The report was based on:
• Study of all 263 agent and broker websites (listed by Google) in four cities.
• Conversations with 200 agents in 20 cities.
• A national survey of over 2,000 representative Americans.
• Review of published research on the subject.
For most major consumer services, it is relatively easy for consumers to access information about prices. This is not the case for an estimated $100 billion in real estate commissions that are charged home sellers each year. Traditional firms and agents:
• Do not advertise their real estate commissions.
• Do not include information about their commissions on their websites.
• On these websites, rarely mention that real estate commissions are charged.
• In response to general phone inquiries, usually do not provide information about full commission levels during the call.
• In conversations with a prospective home seller, in response to a query about seller costs, usually do not quickly provide information about commission levels (though eventually, nearly all did).
Moreover, the industry restricts the ability of buyers to learn what portion of the commission (“splits”) their buyer agents receive.
“The reluctance of traditional real estate agents and firms to provide information about commission levels helps explain why there is so little price competition in the industry,” noted Stephen Brobeck, a CFA Senior Fellow. “It also helps explain why most consumers, even recent home buyers and sellers, do not know that nearly all commissions range between five and six percent.” In a national on-line survey of 2009 representative adult Americans undertaken by Engine Group (formerly ORC International) for CFA, only 32 percent of respondents, and 44 percent of recent home buyers and sellers, knew that a typical commission is five or six percent.

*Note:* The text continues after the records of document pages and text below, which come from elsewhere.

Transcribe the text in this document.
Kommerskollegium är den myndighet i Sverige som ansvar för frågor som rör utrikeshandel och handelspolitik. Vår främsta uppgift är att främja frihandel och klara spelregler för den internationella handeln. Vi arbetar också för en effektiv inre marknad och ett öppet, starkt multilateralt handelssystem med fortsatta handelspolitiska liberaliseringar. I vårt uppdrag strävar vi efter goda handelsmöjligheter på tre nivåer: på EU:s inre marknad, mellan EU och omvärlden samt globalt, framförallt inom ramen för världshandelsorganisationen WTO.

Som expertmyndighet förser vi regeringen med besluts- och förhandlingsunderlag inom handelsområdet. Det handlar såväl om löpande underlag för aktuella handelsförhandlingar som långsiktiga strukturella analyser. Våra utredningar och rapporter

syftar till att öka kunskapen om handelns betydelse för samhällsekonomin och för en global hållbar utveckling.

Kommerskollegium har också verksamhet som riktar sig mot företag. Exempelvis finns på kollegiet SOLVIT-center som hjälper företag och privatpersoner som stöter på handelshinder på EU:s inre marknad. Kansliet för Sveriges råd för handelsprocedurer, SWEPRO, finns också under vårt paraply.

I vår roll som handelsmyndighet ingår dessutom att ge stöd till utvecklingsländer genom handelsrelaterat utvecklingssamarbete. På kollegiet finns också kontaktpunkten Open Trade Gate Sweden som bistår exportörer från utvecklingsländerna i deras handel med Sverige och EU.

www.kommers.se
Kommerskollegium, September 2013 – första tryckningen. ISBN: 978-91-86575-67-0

The report also outlines the costs to consumers of this price opaqueness. In general, agents face little pressure to reduce commissions that represent a relatively large consumer expenditure – usually $15,000 to $18,000 on the sale of a $300,000 home. Sellers pay this commission but, according to CFA conversations with 200 agents in 20 cities, if the sellers inquire about its level, they are typically informed by listing agents that:
• If the seller offers a commission (“split”) to buyer agents that is below the typical local level (usually 2.5% or 3%), these agents are less likely to show the home.
• Most listing agents (73%) refused to negotiate down their own portion of the commission.

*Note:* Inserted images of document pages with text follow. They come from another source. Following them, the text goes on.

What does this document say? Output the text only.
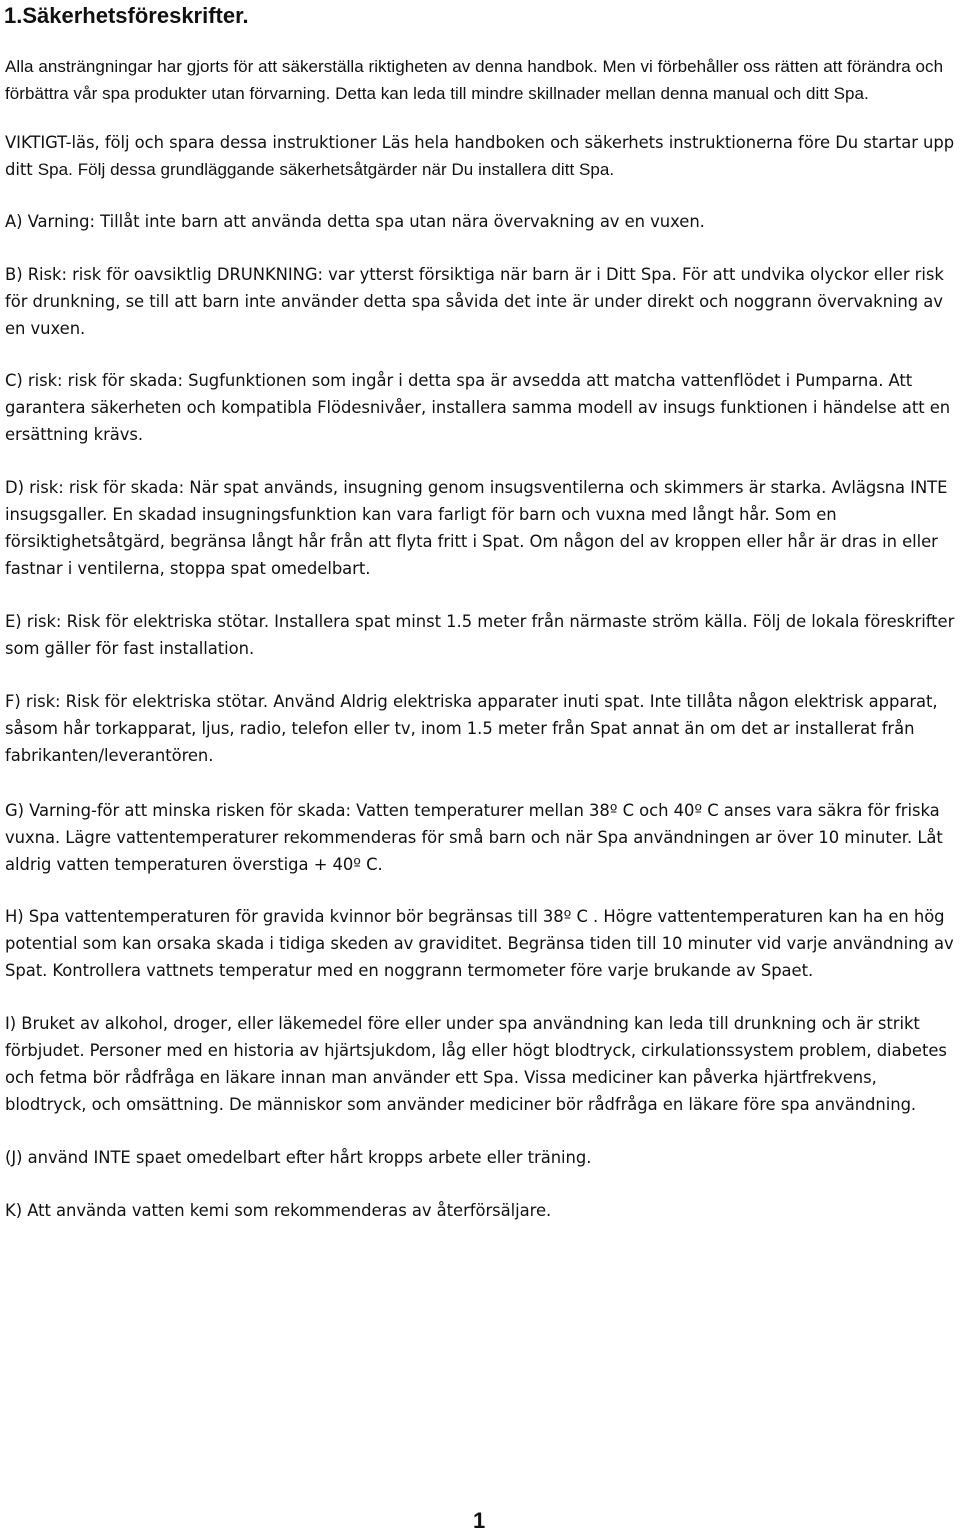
1.Säkerhetsföreskrifter.

Alla ansträngningar har gjorts för att säkerställa riktigheten av denna handbok. Men vi förbehåller oss rätten att förändra och förbättra vår spa produkter utan förvarning. Detta kan leda till mindre skillnader mellan denna manual och ditt Spa.

VIKTIGT-läs, följ och spara dessa instruktioner Läs hela handboken och säkerhets instruktionerna före Du startar upp ditt Spa. Följ dessa grundläggande säkerhetsåtgärder när Du installera ditt Spa.

A) Varning: Tillåt inte barn att använda detta spa utan nära övervakning av en vuxen.

B) Risk: risk för oavsiktlig DRUNKNING: var ytterst försiktiga när barn är i Ditt Spa. För att undvika olyckor eller risk för drunkning, se till att barn inte använder detta spa såvida det inte är under direkt och noggrann övervakning av en vuxen.

C) risk: risk för skada: Sugfunktionen som ingår i detta spa är avsedda att matcha vattenflödet i Pumparna. Att garantera säkerheten och kompatibla Flödesnivåer, installera samma modell av insugs funktionen i händelse att en ersättning krävs.

D) risk: risk för skada: När spat används, insugning genom insugsventilerna och skimmers är starka. Avlägsna INTE insugsgaller. En skadad insugningsfunktion kan vara farligt för barn och vuxna med långt hår. Som en försiktighetsåtgärd, begränsa långt hår från att flyta fritt i Spat. Om någon del av kroppen eller hår är dras in eller fastnar i ventilerna, stoppa spat omedelbart.

E) risk: Risk för elektriska stötar. Installera spat minst 1.5 meter från närmaste ström källa. Följ de lokala föreskrifter som gäller för fast installation.

F) risk: Risk för elektriska stötar. Använd Aldrig elektriska apparater inuti spat. Inte tillåta någon elektrisk apparat, såsom hår torkapparat, ljus, radio, telefon eller tv, inom 1.5 meter från Spat annat än om det ar installerat från fabrikanten/leverantören.

G) Varning-för att minska risken för skada: Vatten temperaturer mellan 38º C och 40º C anses vara säkra för friska vuxna. Lägre vattentemperaturer rekommenderas för små barn och när Spa användningen ar över 10 minuter. Låt aldrig vatten temperaturen överstiga + 40º C.

H) Spa vattentemperaturen för gravida kvinnor bör begränsas till 38º C . Högre vattentemperaturen kan ha en hög potential som kan orsaka skada i tidiga skeden av graviditet. Begränsa tiden till 10 minuter vid varje användning av Spat. Kontrollera vattnets temperatur med en noggrann termometer före varje brukande av Spaet.

I) Bruket av alkohol, droger, eller läkemedel före eller under spa användning kan leda till drunkning och är strikt förbjudet. Personer med en historia av hjärtsjukdom, låg eller högt blodtryck, cirkulationssystem problem, diabetes och fetma bör rådfråga en läkare innan man använder ett Spa. Vissa mediciner kan påverka hjärtfrekvens, blodtryck, och omsättning. De människor som använder mediciner bör rådfråga en läkare före spa användning.

(J) använd INTE spaet omedelbart efter hårt kropps arbete eller träning.

K) Att använda vatten kemi som rekommenderas av återförsäljare.

1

When buyers ask their agents about commissions, they are typically told that the commission is paid by the seller, so buyers do not inquire further. Moreover, nearly all local Multiple Listing Services (MLSs) restrict buyer access to information about the commission split to the buyer agent. This lack of information potentially disadvantages buyers in two ways:
• If buyers were able to negotiate down the commission split, sellers would be more willing to lower the sale price of the home (without a loss of net income).
• Buyers who do not have access to information about commission splits are vulnerable to steering by buyer agents away from low-commission properties. This steering has been documented by academic research and was mentioned by a number of agents we interviewed.
The information gathered from the conversations with 200 listing agents supported earlier research that commission levels are highly uniform in most local markets. A large majority of all the rates quoted by these agents (70%) were for six percent. Most of the remaining rates quoted (19%) were for five percent. In local markets, there was even greater rate uniformity. In five of the 20 areas, all agents quoted a six percent rate. In ten other areas, seven to nine agents (out of ten) quoted the same rates.
The conversations with listing agents also revealed that only 27 percent said they would be willing to negotiate their rates. Those agents charging the highest rates in an area were most likely to be willing to negotiate, and vice versa. A typical response of the industry to inquiries about commission levels is that “they are negotiable.”
The report suggests ways that real estate commissions could become more transparent:
· In initial interviews with listing agents, if more home sellers asked about commission levels and the willingness of agents to negotiate them down.
· In initial interviews with buyer agents, if buyers asked about commission splits and whether they would be shown homes with relatively low splits.
· Consumer groups, journalists, and other third parties provided more information locally about commission levels and their negotiability.
· The U.S. Department of Justice continues to investigate the lack of price competition related to commission splits and then requires remedial action.
· Other MLSs join the Pacific Northwest MLS in permitting brokers to make available to home buyers commission splits offered on individual properties.
“The industry is beginning to feel more pressure from litigators and regulators to increase price competition,” noted CFA’s Brobeck. “We believe that more visible pricing would not only lower costs for consumers but also increase consumer confidence in agents who play a critical role in most home sales,” he added.